Roland Abstreiter, Jahrgang 1970, Dipl.-Sozialpädagoge (FH), Master of Arts in Supervision (DGSv), Erlebnis- und Umweltpädagoge seit 1997, seit 2009 Lehrtrainer bei der Zwerger&Raab GmbH

2.Einführung


Einleitung


In unseren Ausbildungsgruppen werden wir häufig gefragt, welche Aktivität „A“ man am besten einsetzen und welche Reflexionsmethode „R“ man sodann ergänzen solle, um am Ende das Ziel „Z“ zu erreichen. Dahinter steckt die Suche nach einem klaren Schema, an dem man sich festhalten kann – wie die Suche nach einem Rezept. Wenn man will, dass die Gruppe an ihrem Kommunikationsverhalten arbeitet, verwendet man am besten Teamaufgabe XY, … mit anderen Worten: Welche Aktivität führt mit welcher Reflexionsmethode zu welchem Ziel? Der Gedanke dahinter ist, dass durch bestimmte Aufgaben gleichsam automatisch die entsprechenden Erkenntnisse gewonnen werden könnten. Es wäre so schön, da so einfach! Leider – oder besser gesagt: zum Glück – ist dem aber nicht so, da wir es mit Menschen und nicht mit Maschinen zu tun haben und auch wir selbst Menschen mit subjektiven Einstellungen und Empfindungen sind und daher mit dem, wie wir sind, den Prozess beeinflussen.

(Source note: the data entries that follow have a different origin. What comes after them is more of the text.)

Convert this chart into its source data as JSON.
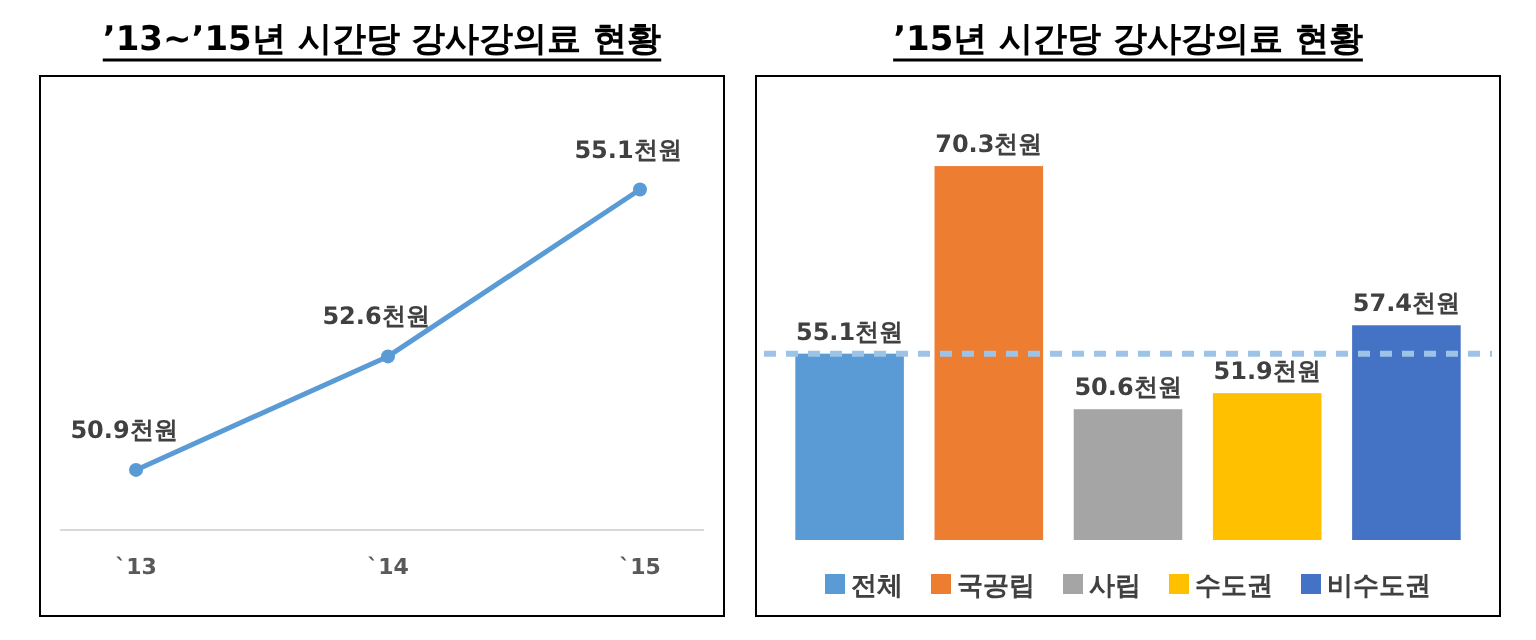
{
  "chart_data": [
    {
      "type": "line",
      "title": "’13~’15년 시간당 강사강의료 현황",
      "categories": [
        "`13",
        "`14",
        "`15"
      ],
      "ylim": [
        50,
        56.8
      ],
      "tick_labels": "x",
      "marker": "circle",
      "line_style": "solid",
      "series": [
        {
          "color": "#5b9bd5",
          "values": [
            50.9,
            52.6,
            55.1
          ],
          "value_labels": [
            "50.9천원",
            "52.6천원",
            "55.1천원"
          ]
        }
      ]
    },
    {
      "type": "bar",
      "title": "’15년 시간당 강사강의료 현황",
      "categories": [
        null
      ],
      "ylim": [
        40,
        77.6
      ],
      "tick_labels": false,
      "legend": "bottom",
      "series": [
        {
          "name": "전체",
          "color": "#5b9bd5",
          "values": [
            55.1
          ],
          "value_labels": [
            "55.1천원"
          ]
        },
        {
          "name": "국공립",
          "color": "#ed7d31",
          "values": [
            70.3
          ],
          "value_labels": [
            "70.3천원"
          ]
        },
        {
          "name": "사립",
          "color": "#a5a5a5",
          "values": [
            50.6
          ],
          "value_labels": [
            "50.6천원"
          ]
        },
        {
          "name": "수도권",
          "color": "#ffc000",
          "values": [
            51.9
          ],
          "value_labels": [
            "51.9천원"
          ]
        },
        {
          "name": "비수도권",
          "color": "#4472c4",
          "values": [
            57.4
          ],
          "value_labels": [
            "57.4천원"
          ]
        }
      ],
      "ref_lines": [
        {
          "axis": "y",
          "value": 55.1,
          "color": "#9dc3e6",
          "line_style": "dashed"
        }
      ]
    }
  ]
}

Meistens müssen wir die Teilnehmenden unserer Weiterbildungen vertrösten, dass sie unsere Antwort erst in einigen Wochen des Erlebens und Erfahrens verstehen würden und dies selbst dann noch nicht gewährleistet sei. Unser „Kommt ganz darauf an“ beinhaltet dabei stets auch das Hinterfragen der Intention, ein bestimmtes Ziel zu erreichen, das uns Kunden oder wir selbst gesteckt haben, und ein Reflektieren der eigenen Motive und Antreiber.

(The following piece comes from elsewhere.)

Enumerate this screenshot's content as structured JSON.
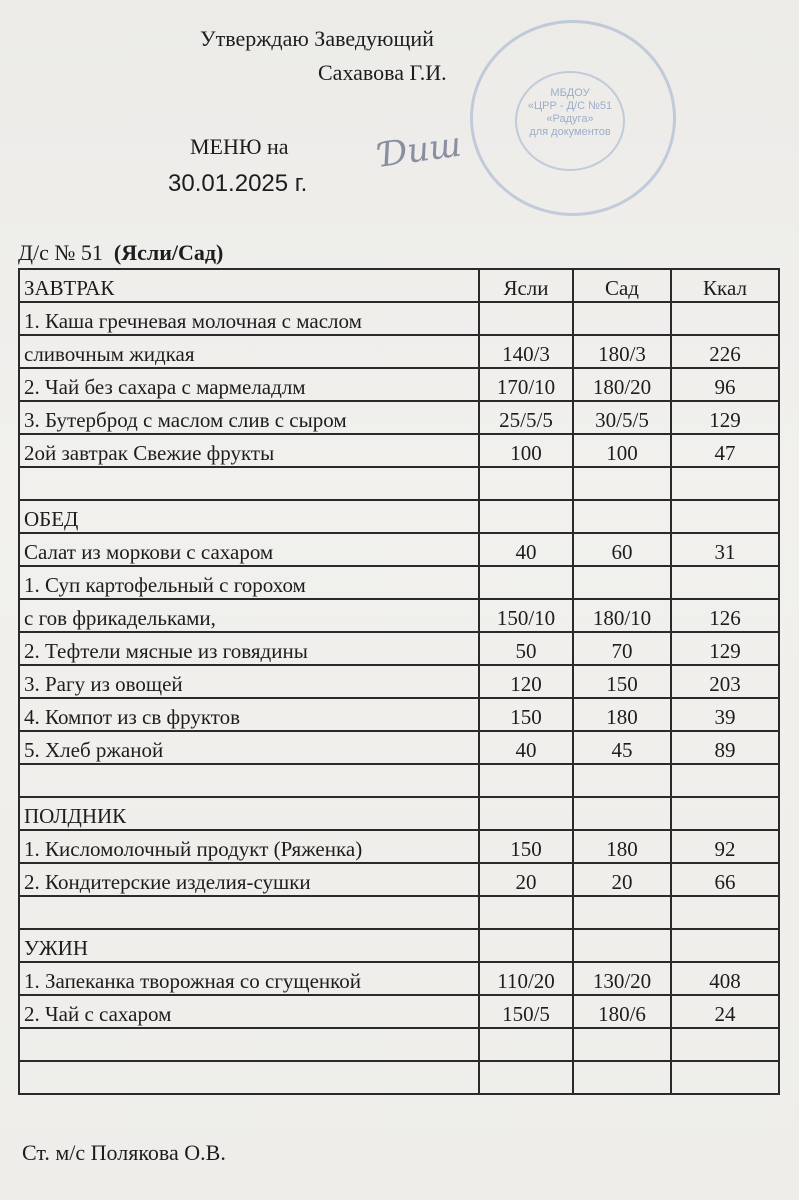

Während eines Abschlussgesprächs nach neun Monaten Zusatzqualifikation „Erlebnis- und Umweltpädagogik“ erzählte ein Teilnehmer, dass er den Beginn der Weiterbildung „ganz schön nervig“ gefunden habe. Immer wenn er seinen Wissensdurst gestillt bekommen wollte, hielten wir ein „Kommt ganz darauf an“ entgegen und stellten Fragen, anstatt „einfach“ zu sagen, wie „man es richtig macht“.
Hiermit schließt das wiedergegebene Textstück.